La risposta è sì. Recentemente, per essere più precisi dal luglio scorso, Pyongyang è entrata nel club delle nazioni che possiedono missili intercontinentali (ICBM). Il missile lanciato in quell’occasione, del tipo Hwasong-14 (o KN-20), raggiunse un’altitudine di 3700 km durante i suoi 45 minuti di volo impattando nel Mar del Giappone a 100 km dell’isola di Hokkaido, quindi dopo aver compiuto un volo di circa 1000 km. La versione precedente di questo missile balistico aveva invece raggiunto un apogeo di 2800 km e questo indica che il lancio di fine luglio ha visto un nuovo vettore probabilmente dotato di un nuovo stadio rispetto al lancio precedente. Secondo gli esperti avrebbe un raggio di azione di 10mila km, mettendolo quindi in grado di raggiungere gli Stati Uniti continentali dalla costa occidentale sino a Chicago. Sempre secondo fonti di intelligence americane il vettore sarebbe in grado di portare una testata di 600/650 kg di armamento nucleare, quindi capace di portare effettivamente la minaccia atomica per la prima volta sul suolo americano (se escludiamo Alaska e Hawaii già entro il raggio di azione dei missili precedenti).
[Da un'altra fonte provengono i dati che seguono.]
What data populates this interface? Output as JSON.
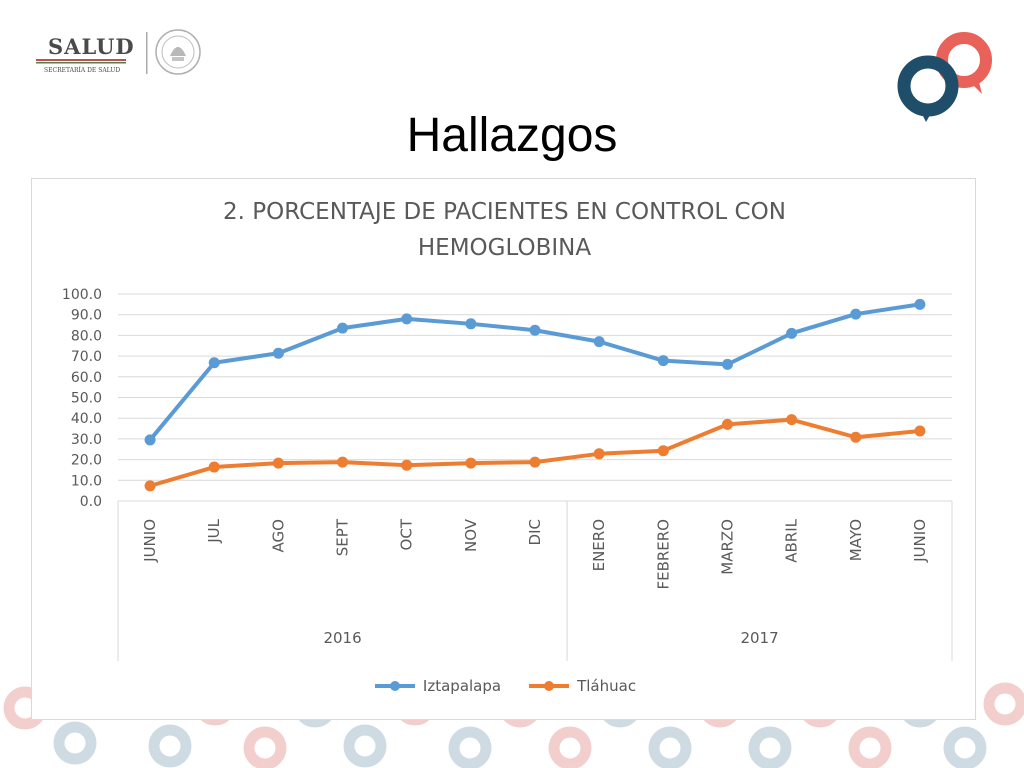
{
  "header": {
    "org_name": "SALUD",
    "org_subtitle": "SECRETARÍA DE SALUD"
  },
  "slide": {
    "title": "Hallazgos"
  },
  "colors": {
    "series1": "#5B9BD5",
    "series2": "#ED7D31",
    "brand_dark": "#1F4E6B",
    "brand_accent": "#E8625A"
  },
  "chart_data": {
    "type": "line",
    "title_line1": "2. PORCENTAJE DE PACIENTES EN CONTROL CON",
    "title_line2": "HEMOGLOBINA",
    "categories": [
      "JUNIO",
      "JUL",
      "AGO",
      "SEPT",
      "OCT",
      "NOV",
      "DIC",
      "ENERO",
      "FEBRERO",
      "MARZO",
      "ABRIL",
      "MAYO",
      "JUNIO"
    ],
    "groups": [
      {
        "label": "2016",
        "start": 0,
        "end": 6
      },
      {
        "label": "2017",
        "start": 7,
        "end": 12
      }
    ],
    "y_ticks": [
      "0.0",
      "10.0",
      "20.0",
      "30.0",
      "40.0",
      "50.0",
      "60.0",
      "70.0",
      "80.0",
      "90.0",
      "100.0"
    ],
    "ylim": [
      0,
      100
    ],
    "grid": true,
    "legend_position": "bottom",
    "series": [
      {
        "name": "Iztapalapa",
        "values": [
          29.5,
          66.8,
          71.4,
          83.5,
          88.0,
          85.6,
          82.5,
          77.0,
          67.8,
          66.0,
          81.0,
          90.3,
          95.0
        ]
      },
      {
        "name": "Tláhuac",
        "values": [
          7.3,
          16.4,
          18.3,
          18.8,
          17.3,
          18.3,
          18.8,
          22.8,
          24.3,
          37.0,
          39.3,
          30.8,
          33.8
        ]
      }
    ]
  }
}
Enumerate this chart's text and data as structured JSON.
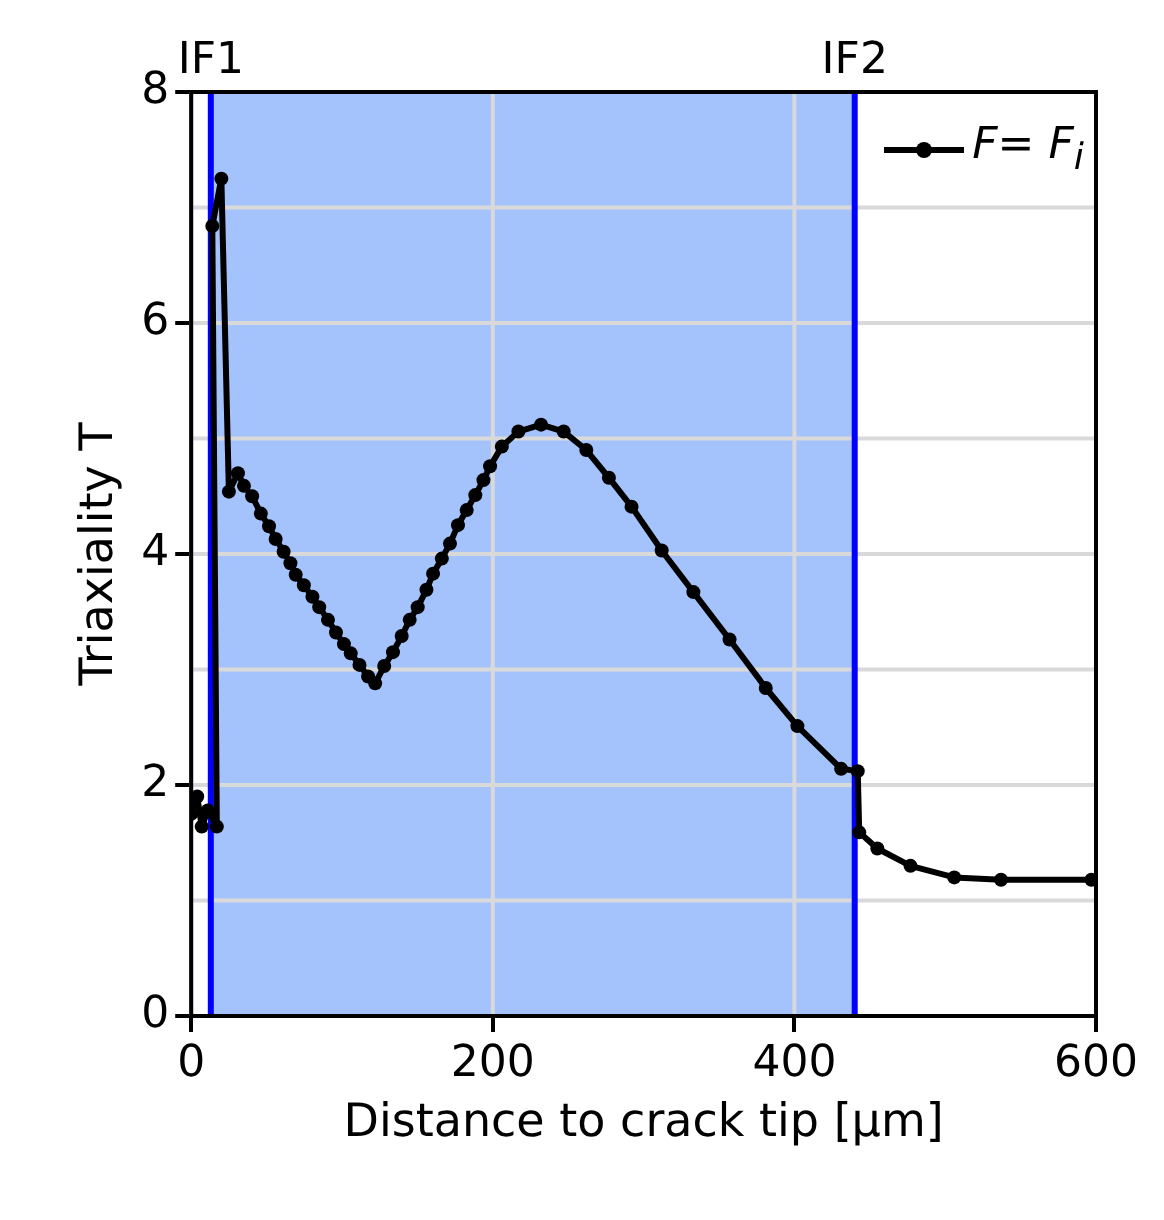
{
  "chart_data": {
    "type": "line",
    "xlabel": "Distance to crack tip [µm]",
    "ylabel": "Triaxiality T",
    "xlim": [
      0,
      600
    ],
    "xticks": [
      0,
      200,
      400,
      600
    ],
    "ylim": [
      0,
      8
    ],
    "yticks": [
      0,
      {
        "value": 1,
        "label": null
      },
      2,
      {
        "value": 3,
        "label": null
      },
      4,
      {
        "value": 5,
        "label": null
      },
      6,
      {
        "value": 7,
        "label": null
      },
      8
    ],
    "grid": true,
    "legend": "top right",
    "marker": "circle",
    "line_style": "solid",
    "bands": [
      {
        "axis": "x",
        "from": 13,
        "to": 440,
        "color": "#a4c2fb"
      }
    ],
    "ref_lines": [
      {
        "axis": "x",
        "value": 13,
        "label": "IF1",
        "color": "#0000ff"
      },
      {
        "axis": "x",
        "value": 440,
        "label": "IF2",
        "color": "#0000ff"
      }
    ],
    "series": [
      {
        "name": "F= F$_{i}$",
        "color": "#000000",
        "x": [
          0,
          4,
          7,
          11,
          17,
          14,
          20,
          25,
          31,
          35,
          40.4,
          46.2,
          51.6,
          56,
          61.3,
          65.8,
          69.3,
          74.7,
          80.4,
          84.9,
          90.7,
          96,
          101.3,
          105.8,
          111.6,
          117.3,
          122,
          128,
          133.8,
          139.6,
          144.9,
          150.2,
          156,
          160.4,
          166.2,
          171.6,
          176.9,
          182.7,
          188.4,
          193.8,
          198.2,
          206,
          217,
          232,
          247,
          262,
          277,
          292,
          312,
          333,
          357,
          381,
          402,
          431,
          442,
          443,
          455,
          477,
          506,
          537,
          597
        ],
        "values": [
          1.75,
          1.9,
          1.64,
          1.78,
          1.64,
          6.84,
          7.25,
          4.54,
          4.7,
          4.59,
          4.5,
          4.35,
          4.24,
          4.13,
          4.02,
          3.92,
          3.82,
          3.73,
          3.63,
          3.54,
          3.43,
          3.32,
          3.22,
          3.14,
          3.04,
          2.94,
          2.88,
          3.03,
          3.15,
          3.29,
          3.43,
          3.54,
          3.69,
          3.83,
          3.96,
          4.09,
          4.25,
          4.38,
          4.51,
          4.64,
          4.76,
          4.93,
          5.06,
          5.12,
          5.06,
          4.9,
          4.66,
          4.41,
          4.03,
          3.67,
          3.26,
          2.84,
          2.51,
          2.14,
          2.12,
          1.59,
          1.45,
          1.3,
          1.2,
          1.18,
          1.18
        ]
      }
    ]
  }
}
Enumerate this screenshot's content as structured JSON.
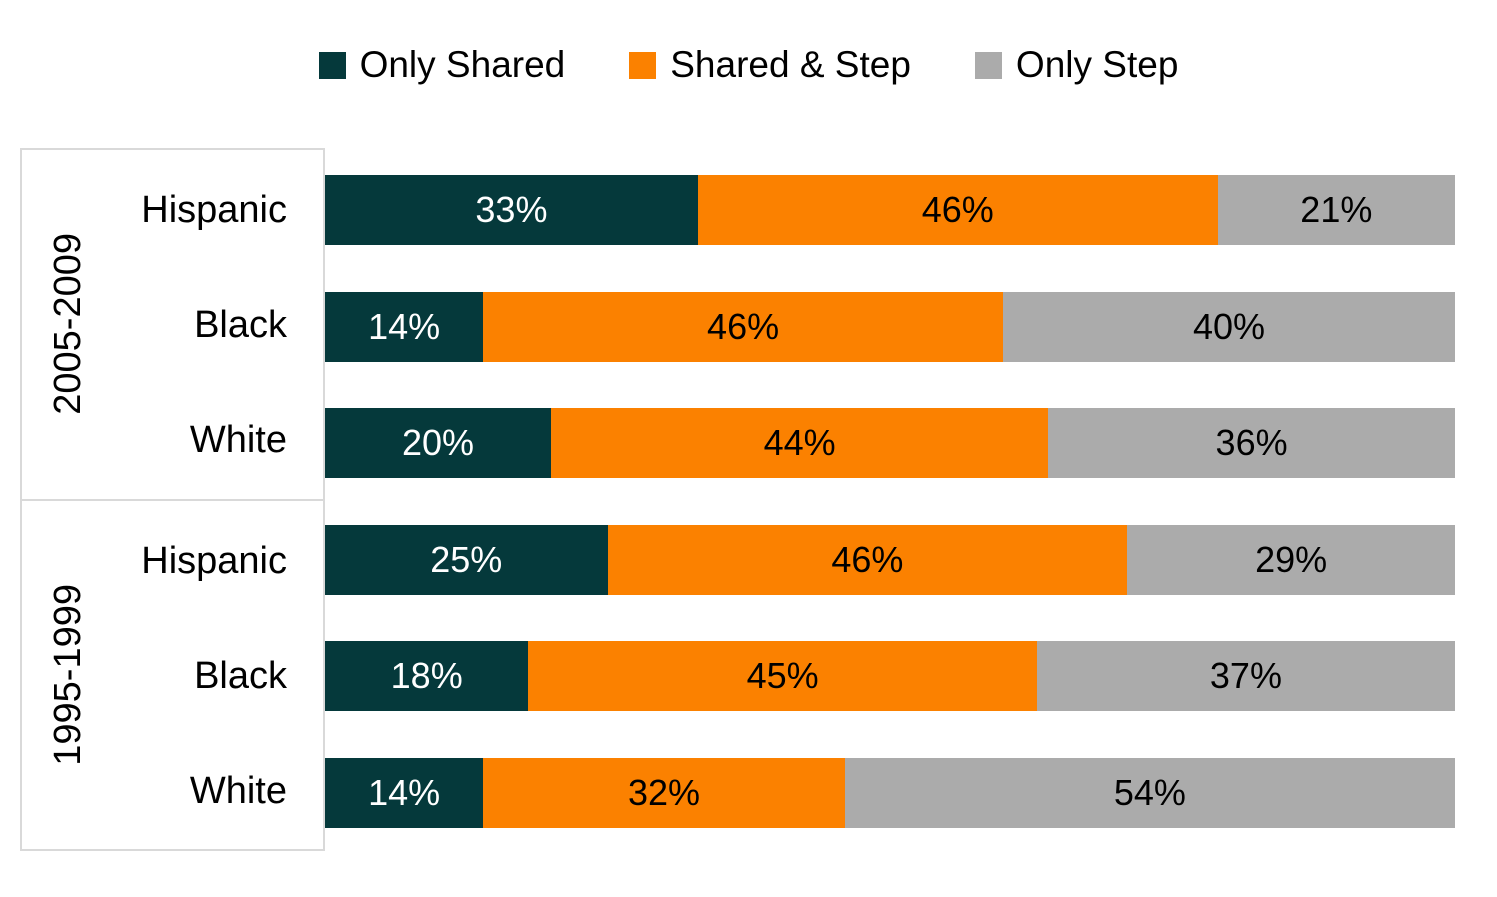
{
  "chart_data": {
    "type": "bar",
    "orientation": "horizontal",
    "stacked": true,
    "unit": "%",
    "xlim": [
      0,
      100
    ],
    "legend_position": "top",
    "grid": false,
    "series": [
      {
        "name": "Only Shared",
        "color": "#05393B"
      },
      {
        "name": "Shared & Step",
        "color": "#FB8100"
      },
      {
        "name": "Only Step",
        "color": "#ABABAB"
      }
    ],
    "value_label_colors": {
      "on_dark": "#FFFFFF",
      "on_light": "#000000"
    },
    "panel_border_color": "#D9D9D9",
    "groups": [
      {
        "label": "2005-2009",
        "rows": [
          {
            "category": "Hispanic",
            "values": [
              33,
              46,
              21
            ],
            "labels": [
              "33%",
              "46%",
              "21%"
            ]
          },
          {
            "category": "Black",
            "values": [
              14,
              46,
              40
            ],
            "labels": [
              "14%",
              "46%",
              "40%"
            ]
          },
          {
            "category": "White",
            "values": [
              20,
              44,
              36
            ],
            "labels": [
              "20%",
              "44%",
              "36%"
            ]
          }
        ]
      },
      {
        "label": "1995-1999",
        "rows": [
          {
            "category": "Hispanic",
            "values": [
              25,
              46,
              29
            ],
            "labels": [
              "25%",
              "46%",
              "29%"
            ]
          },
          {
            "category": "Black",
            "values": [
              18,
              45,
              37
            ],
            "labels": [
              "18%",
              "45%",
              "37%"
            ]
          },
          {
            "category": "White",
            "values": [
              14,
              32,
              54
            ],
            "labels": [
              "14%",
              "32%",
              "54%"
            ]
          }
        ]
      }
    ]
  }
}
Secondo alcuni esperti, ma la notizia è ancora tutta da confermare, la Corea del Nord avrebbe in fase di studio avanzato un altro ICBM, denominato Pukguksong-3, questa volta a combustibile solido e quindi molto più rapido da lanciare e gestire rispetto a quelli a combustibile liquido, accreditato di una gittata massima compresa tra i 10 mila e i 12 mila km e quindi in grado di colpire, come il precedente, il territorio americano sino a Chicago. Questo missile, che sarebbe montato su un TEL (Transporter Erector Launcher) ruotato dotato di “canister” (contenitore di lancio) visto alle recente parata militare tenutasi a Pyongyang, sarebbe a 3 stadi e avrebbe le dimensioni pari allo Hwasong-14: circa 17 metri di lunghezza per 1,9 di diametro.

Non è affatto certo che quest’ultimo missile a combustibile solido sia presto operativo, e questo nonostante il suo TEL sia sfilato durante la parata: la tecnologia a combustibile solido, pur essendo più facile rispetto a quella a combustibile liquido, richiede molti più test man mano che le dimensioni del vettore aumentano.

Un discorso a parte merita la capacità di montare testate atomiche sui vettori missilistici: secondo molte fonti ufficiali la Corea del Nord non sarebbe ancora in grado di montare le sue testate nucleari sui propri ICBM se non rinunciando alla loro gittata massima. Il peso della testata e ancora troppo elevato (nell’ordine dei 1000 kg) per poter costituire una minaccia diretta verso il territorio metropolitano degli Usa, quindi significa che Pyongyang deve ancora effettuare progressi nel lavoro di miniaturizzazione delle testate; fattore però che non mette al sicuro dalla minaccia nucleare i Paesi più vicini alla Corea del Nord, come il Giappone, e la stessa isola di Guam, che rientra ben al di dentro del raggio di azione dei missili atomici nordcoreani.